An exercise is ongoing among economic development stakeholders in four counties, Gulf, Franklin, Liberty and Gadsden, on identifying assets and economic connections to be made between the Port of Port St. Joe, the Apalachicola Municipal Airport and the I-10 corridor.
And, finally, the work on the engineering and design of infrastructure to contain some 5 million cubic yards of spoil from channel dredging is nearing completion.
That is a crucial step as dredging the federally-authorized shipping channel is impossible until spoil infrastructure is in place.
Tommy Pitts with Mott MacDonald said last week that modeling has been completed and work on the design drawings has begun.
“We can see the finish line,” Pitts said. “We think three months is realistic for completion.”
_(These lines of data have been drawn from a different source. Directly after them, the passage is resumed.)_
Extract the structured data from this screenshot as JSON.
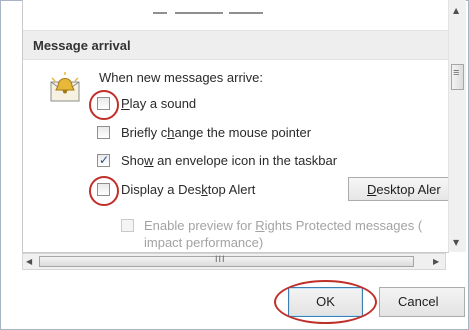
{
  "section": {
    "title": "Message arrival"
  },
  "intro": "When new messages arrive:",
  "options": [
    {
      "pre": "",
      "key": "P",
      "post": "lay a sound",
      "checked": false
    },
    {
      "pre": "Briefly c",
      "key": "h",
      "post": "ange the mouse pointer",
      "checked": false
    },
    {
      "pre": "Sho",
      "key": "w",
      "post": " an envelope icon in the taskbar",
      "checked": true
    },
    {
      "pre": "Display a Des",
      "key": "k",
      "post": "top Alert",
      "checked": false
    }
  ],
  "desktop_alert_button": {
    "pre": "",
    "key": "D",
    "post": "esktop Aler"
  },
  "preview_option": {
    "pre": "Enable preview for ",
    "key": "R",
    "post": "ights Protected messages (",
    "line2": "impact performance)",
    "enabled": false
  },
  "hscroll_grip": "III",
  "buttons": {
    "ok": "OK",
    "cancel": "Cancel"
  },
  "icons": {
    "envelope": "new-mail-bell-icon",
    "scroll_up": "▲",
    "scroll_down": "▼",
    "scroll_left": "◀",
    "scroll_right": "▶",
    "vthumb_grip": "≡"
  },
  "colors": {
    "highlight_ring": "#c0302a",
    "section_bar": "#eeeeee"
  }
}
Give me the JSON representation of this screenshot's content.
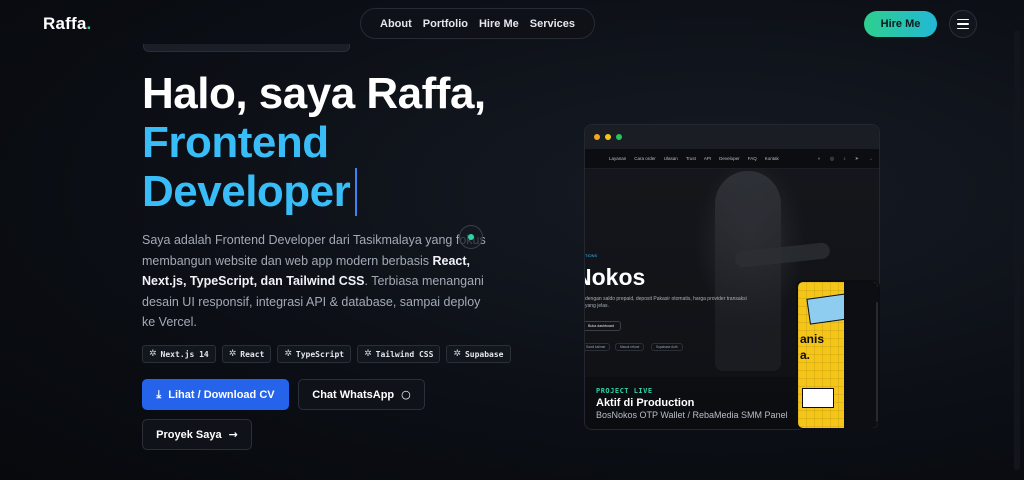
{
  "brand": {
    "name": "Raffa",
    "dot": "."
  },
  "nav": {
    "items": [
      {
        "label": "About"
      },
      {
        "label": "Portfolio"
      },
      {
        "label": "Hire Me"
      },
      {
        "label": "Services"
      }
    ],
    "hire_label": "Hire Me",
    "menu_icon": "hamburger-menu-icon"
  },
  "hero": {
    "greeting": "Halo, saya Raffa,",
    "role_line1": "Frontend",
    "role_line2": "Developer",
    "desc_part1": "Saya adalah Frontend Developer dari Tasikmalaya yang fokus membangun website dan web app modern berbasis ",
    "desc_strong": "React, Next.js, TypeScript, dan Tailwind CSS",
    "desc_part2": ". Terbiasa menangani desain UI responsif, integrasi API & database, sampai deploy ke Vercel."
  },
  "tags": [
    {
      "label": "Next.js 14"
    },
    {
      "label": "React"
    },
    {
      "label": "TypeScript"
    },
    {
      "label": "Tailwind CSS"
    },
    {
      "label": "Supabase"
    }
  ],
  "buttons": {
    "cv": "Lihat / Download CV",
    "whatsapp": "Chat WhatsApp",
    "projects": "Proyek Saya"
  },
  "preview": {
    "subnav": [
      "Layanan",
      "Cara order",
      "Ulasan",
      "Trust",
      "API",
      "Developer",
      "FAQ",
      "Kontak"
    ],
    "heading": "Nokos",
    "eyebrow": "TIONS",
    "body": "dengan saldo prepaid, deposit Pakasir otomatis, harga provider transaksi yang jelas.",
    "cta": "Buka dashboard",
    "minis": [
      "Sandi kalimat",
      "Masuk refund",
      "Supabase Auth"
    ],
    "tag": "PROJECT LIVE",
    "title": "Aktif di Production",
    "subtitle": "BosNokos OTP Wallet / RebaMedia SMM Panel",
    "phone_word1": "anis",
    "phone_word2": "a."
  },
  "colors": {
    "accent_blue": "#38bdf8",
    "primary_button": "#2563eb",
    "hire_gradient_start": "#2ecf8f",
    "hire_gradient_end": "#22b8d6",
    "live_green": "#2dd4a7"
  }
}
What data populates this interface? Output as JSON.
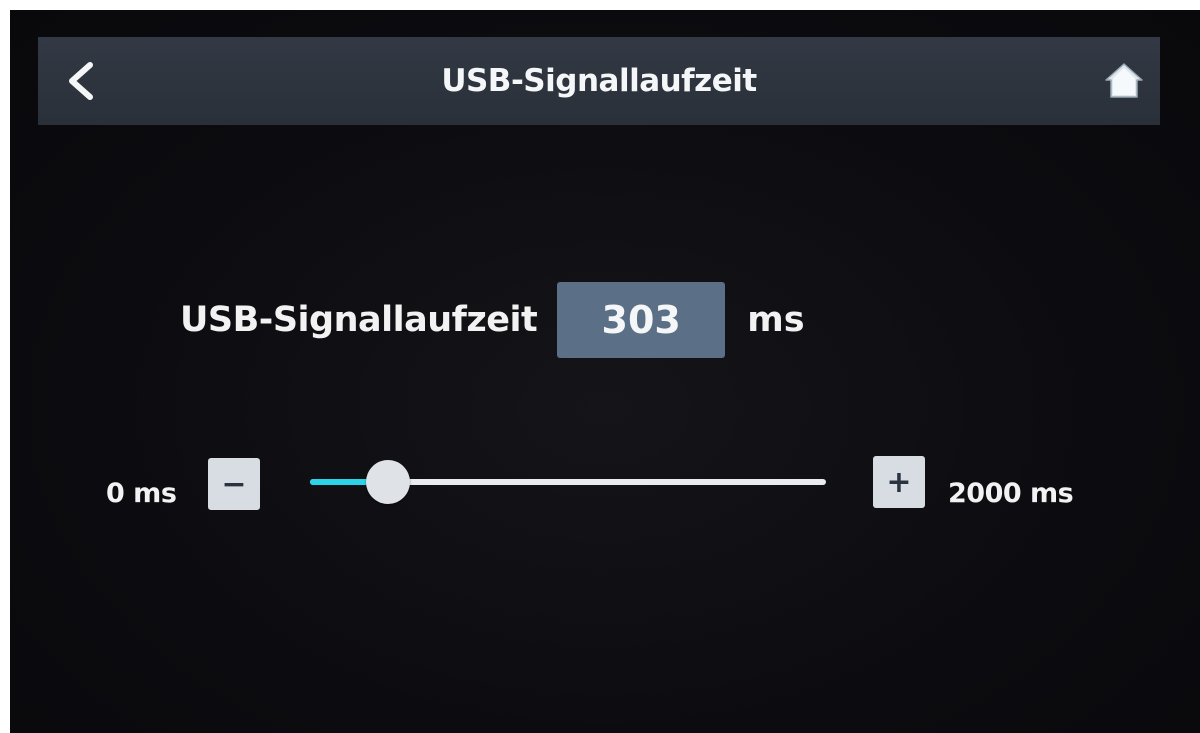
{
  "header": {
    "title": "USB-Signallaufzeit",
    "back_icon": "chevron-left-icon",
    "home_icon": "home-icon"
  },
  "setting": {
    "label": "USB-Signallaufzeit",
    "value": "303",
    "unit": "ms"
  },
  "slider": {
    "min_label": "0 ms",
    "max_label": "2000 ms",
    "min_value": 0,
    "max_value": 2000,
    "current_value": 303,
    "decrement_label": "−",
    "increment_label": "+"
  },
  "colors": {
    "accent": "#2ad3e6",
    "header_bg": "#2f3540",
    "value_box_bg": "#5b6f87",
    "screen_bg": "#0c0c10"
  }
}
The engineers continue to examine soil options for optimal stability for the large berms to be built to hold all the spoil, the reasons two-fold.
Stability is crucial given the high volume of water to be contained.
“All this is aimed at the best engineering system at the least cost,” said Billy Perry with Mott MacDonald.
But the real work will clearly come during the coming legislative session when port and local economic development officials will be lobbying hard for funding to continue the port development.
A case for which was made more important with the recent announcement that Eastern Shipbuilding out of Bay County, and which owns a 62-acre parcel along the Intracoastal Canal as well as portion of the paper mill site bulkhead, won a $10 billion U.S. Coast Guard contract.
Funding needs include at least $20 million beyond the $20 million already earmarked for channel dredging with at least another $10-$11 million needed to complete spoil infrastructure.
That in addition to the rail grant dollars.
Raffield said the second letter of intent within the port planning area should be the key to “opening doors that have been closed to us.”
Florida lawmakers, Port Authority members hope, will be ready behind those doors.
In addition, the state lawmakers will accept the first dollars destined for Triumph Gulf Coast, funding that is seen by local officials as a potential pot for port development funding.